The NMOS transistors in the inverter should be "unit" transistor sized, as defined in the text and lectures, paying attention to the current design rules in the lab. For the inverter, widen the PMOS transistor channels as required so that the β's of the PMOS and NMOS transistors are about equal. You can use these values for transistor betas:


βn (beta)= 219.4 W/L μ A(microamps)/V2 and βp (beta)= 51 W/L μ A/V2

Remember that you can put two or more unit-sized transistors in parallel in place of widening a single transistor if it helps keep your methodology consistent. For the 2-input and 3-input NAND gates, adjust the rise and fall times to be equal in the worst case. For the compound gate, experiment with transistor widths that give equal output rise and fall times, in the worst case. This will be discussed in class Tues. March 6.

Design Methodology:

Use a uniform methodology to design all the gates, and only use metal1 and metal 2 for interconnect. Make sure that you minimize the use of poly (hint: you might only use poly around the gate region of each transistor). Your goal is to insure that it is easy to build more complex designs out of your gates, and to keep the cells small, with few layer changes for each connection. You want to extend your methodology to design compound gates as well. Keep in mind as you design the inverter that you may want to redesign it later with wider transistors. At this point in the semester, try to minimize the white space to create cells that are as small as possible, but easily combined into larger circuits. One hint: you can design the cells so that the output of each cell lines up exactly with an input of every cell type. The output and input can line up horizontally or vertically.

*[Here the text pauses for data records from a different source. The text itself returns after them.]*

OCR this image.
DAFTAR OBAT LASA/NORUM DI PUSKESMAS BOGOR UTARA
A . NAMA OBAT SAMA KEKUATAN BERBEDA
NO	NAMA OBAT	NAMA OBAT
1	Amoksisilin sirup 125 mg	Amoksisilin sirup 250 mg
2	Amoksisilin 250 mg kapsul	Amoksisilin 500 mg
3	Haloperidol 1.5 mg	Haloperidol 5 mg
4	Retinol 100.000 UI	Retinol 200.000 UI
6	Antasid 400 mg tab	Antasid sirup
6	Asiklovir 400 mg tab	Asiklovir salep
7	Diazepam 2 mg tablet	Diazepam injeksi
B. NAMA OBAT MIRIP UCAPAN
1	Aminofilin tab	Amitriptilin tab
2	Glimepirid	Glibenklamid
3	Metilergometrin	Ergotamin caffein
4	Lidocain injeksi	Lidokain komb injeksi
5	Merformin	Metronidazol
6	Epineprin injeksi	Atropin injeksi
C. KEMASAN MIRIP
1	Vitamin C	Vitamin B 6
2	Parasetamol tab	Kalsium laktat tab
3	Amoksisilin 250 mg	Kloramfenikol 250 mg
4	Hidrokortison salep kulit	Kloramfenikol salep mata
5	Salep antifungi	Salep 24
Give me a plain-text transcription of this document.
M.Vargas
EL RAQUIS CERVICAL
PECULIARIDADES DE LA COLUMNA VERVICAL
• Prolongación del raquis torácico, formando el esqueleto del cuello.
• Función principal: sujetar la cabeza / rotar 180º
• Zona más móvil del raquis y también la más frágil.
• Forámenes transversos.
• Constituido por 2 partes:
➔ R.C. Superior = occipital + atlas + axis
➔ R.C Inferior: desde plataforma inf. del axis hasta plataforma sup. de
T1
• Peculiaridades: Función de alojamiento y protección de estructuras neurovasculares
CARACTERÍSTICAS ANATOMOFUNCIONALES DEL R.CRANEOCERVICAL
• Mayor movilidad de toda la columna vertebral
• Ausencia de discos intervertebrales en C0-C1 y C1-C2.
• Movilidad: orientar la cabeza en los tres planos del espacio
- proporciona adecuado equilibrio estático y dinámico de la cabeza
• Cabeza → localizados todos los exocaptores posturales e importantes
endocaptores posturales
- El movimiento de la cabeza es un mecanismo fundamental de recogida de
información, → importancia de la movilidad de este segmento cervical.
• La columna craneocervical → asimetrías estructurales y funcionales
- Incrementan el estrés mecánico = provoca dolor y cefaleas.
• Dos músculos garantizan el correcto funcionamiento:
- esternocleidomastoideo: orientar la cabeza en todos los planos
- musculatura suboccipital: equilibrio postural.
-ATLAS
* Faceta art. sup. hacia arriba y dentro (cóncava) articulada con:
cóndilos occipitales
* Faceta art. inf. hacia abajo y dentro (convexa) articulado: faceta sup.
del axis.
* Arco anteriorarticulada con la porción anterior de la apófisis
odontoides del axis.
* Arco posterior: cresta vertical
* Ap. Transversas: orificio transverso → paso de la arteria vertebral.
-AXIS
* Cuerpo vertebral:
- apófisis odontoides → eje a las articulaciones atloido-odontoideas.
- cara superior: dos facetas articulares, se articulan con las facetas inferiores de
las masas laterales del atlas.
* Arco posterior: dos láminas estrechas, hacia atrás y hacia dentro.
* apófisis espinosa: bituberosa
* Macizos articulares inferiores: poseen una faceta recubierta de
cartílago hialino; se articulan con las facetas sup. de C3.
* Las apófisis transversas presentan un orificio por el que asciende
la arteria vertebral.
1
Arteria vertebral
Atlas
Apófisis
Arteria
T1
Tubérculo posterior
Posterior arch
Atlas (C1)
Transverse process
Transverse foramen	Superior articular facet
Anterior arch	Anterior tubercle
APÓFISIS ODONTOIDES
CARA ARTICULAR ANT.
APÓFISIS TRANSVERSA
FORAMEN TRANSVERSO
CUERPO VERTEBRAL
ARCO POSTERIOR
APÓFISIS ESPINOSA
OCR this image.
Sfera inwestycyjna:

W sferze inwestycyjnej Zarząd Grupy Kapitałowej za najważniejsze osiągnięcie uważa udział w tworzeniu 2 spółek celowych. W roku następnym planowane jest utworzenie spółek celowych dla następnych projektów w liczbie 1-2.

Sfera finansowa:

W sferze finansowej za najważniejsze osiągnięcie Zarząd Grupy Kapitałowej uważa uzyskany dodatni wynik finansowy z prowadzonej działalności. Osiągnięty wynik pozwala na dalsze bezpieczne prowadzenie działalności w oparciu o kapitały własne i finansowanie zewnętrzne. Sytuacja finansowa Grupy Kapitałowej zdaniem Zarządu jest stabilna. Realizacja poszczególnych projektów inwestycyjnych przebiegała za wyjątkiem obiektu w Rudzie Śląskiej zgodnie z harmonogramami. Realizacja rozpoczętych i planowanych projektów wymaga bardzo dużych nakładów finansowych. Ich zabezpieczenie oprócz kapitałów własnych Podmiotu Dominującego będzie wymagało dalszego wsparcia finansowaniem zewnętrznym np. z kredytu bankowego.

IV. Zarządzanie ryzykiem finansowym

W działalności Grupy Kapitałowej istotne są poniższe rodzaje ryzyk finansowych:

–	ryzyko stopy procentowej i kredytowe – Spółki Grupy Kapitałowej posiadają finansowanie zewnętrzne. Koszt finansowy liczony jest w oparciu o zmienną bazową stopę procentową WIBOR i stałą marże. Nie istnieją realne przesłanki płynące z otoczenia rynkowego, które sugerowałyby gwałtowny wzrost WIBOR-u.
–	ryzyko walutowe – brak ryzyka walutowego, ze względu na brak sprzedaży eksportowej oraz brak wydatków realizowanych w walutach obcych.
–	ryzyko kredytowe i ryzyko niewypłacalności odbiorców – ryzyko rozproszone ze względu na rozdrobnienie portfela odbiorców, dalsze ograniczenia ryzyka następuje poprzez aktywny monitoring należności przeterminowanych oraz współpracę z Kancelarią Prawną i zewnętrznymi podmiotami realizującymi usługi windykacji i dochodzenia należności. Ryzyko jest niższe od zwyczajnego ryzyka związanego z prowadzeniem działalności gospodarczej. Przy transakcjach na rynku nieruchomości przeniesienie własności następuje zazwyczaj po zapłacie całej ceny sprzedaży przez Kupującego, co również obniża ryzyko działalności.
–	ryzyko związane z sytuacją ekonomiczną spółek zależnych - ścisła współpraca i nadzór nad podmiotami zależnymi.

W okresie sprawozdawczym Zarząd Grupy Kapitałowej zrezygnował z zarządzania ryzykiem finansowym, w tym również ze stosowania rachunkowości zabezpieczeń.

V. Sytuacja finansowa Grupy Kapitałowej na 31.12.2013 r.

The following is one example of such a methodology:

"Design each cell to be the same height. Power and ground will be routed horizontally later, and the input to each cell should be vertical. The output should come out horizontally on the metal 2 layer. Use a style similar to the cells shown in Fig. 1.10 of the text."

This is only an example. Instead, you might choose to design each cell to be the same width, for example. You might route the inputs to the cell horizontally, and use different layer assignments than the example.


Turn in final transistor-level schematics, layouts and SPICE outputs for all gates .

Lab Report Contents:

  1. Title page
  2. Discussion and explanation of how you sized transistors.
  3. Description of your design methodology.
  4. Ttransistor schematics of gates
  5. Layouts of gates
  6. SPICE outputs for each gate
  7. Conclusions about the lab, especially about sizing the transistors in the compound gate.

You will be given instructions how to submit the lab report.